Саше стало как-то неловко, что отец даже ничего ему не ответил. Упрямо захотелось поставить на своем.
«Он все прощает, — думал Саша, — но ведь есть что-нибудь, чего и он не простит. Что не прощается?»
Саша долго придумывал, чем, наконец, рассердить отца. Жаль было сделать что-нибудь грубое, чем бы отец был слишком опечален. Саша стал беспокоен, тосковал и метался. Все чаще уходил он в поля, один, подальше от дома, словно ждал, что там найдет решение.
Под солнцем он весь загорел, как цыганенок, я — и лицо, и руки, и ноги.
Все чувства Сашины особенно изощрились за эти дни. Он и раньше был и чуток и зорок.
Ему не случалось заблудиться в лесу или напасть на ложный след: зоркий глаз его знал приметы, чуткий слух доносил до него тишайшие шорохи и шумы из чащи и от жилья, и легчайшие запахи с полей выводили его на единственно верные тропы. Теперь же больше прежнего полюбил он прислушиваться к тишине в полях. Тонкие звуки, неслышные для обычно грубого человеческого слуха, реяли вокруг него, — и он чутко различал их источники: то бегали жучки по былинкам, то легко трескались, раскрываясь, созревшие в траве крохотные плоды. И над этими звуками еще тончайшие носились, неопределенные колебания — не звуки, а как бы их предчувствия, — то не растут ли травы, не звенят ли подземные струи?

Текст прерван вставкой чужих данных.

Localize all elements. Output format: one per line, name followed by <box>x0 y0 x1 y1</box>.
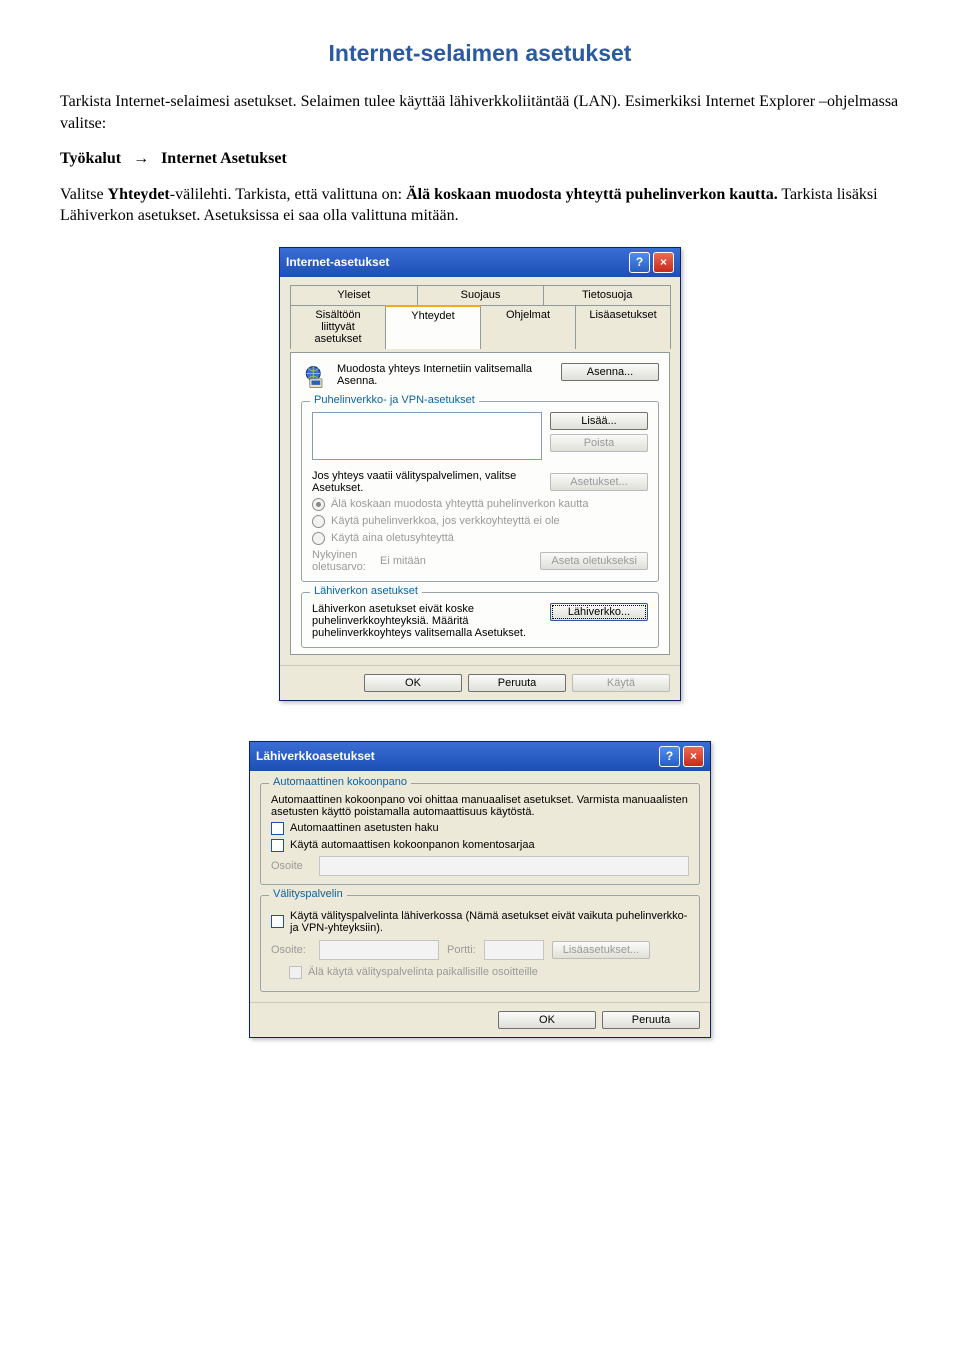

Травы росли, колыхались, тянулись к чему-то бессознательно и неуклонно. Вот скерда, — на сухом песке взошла, и все тянется. Вот шелковисто-серый астрагал с лиловыми цветками лепится на песчаном обрыве. Вот ядовитый вех, томясь на болоте, раскинул свой белый зонтик. Из цветов любее всех стали Саше в эти дни одуванчики, хрупкие да чуткие, как и он. Уже когда созревали их круглые серенькие корзиночки, ему нравилось, лежа в траве, развеивать их, не срывая, легким дыханием, и следить за их неторопливым полетом.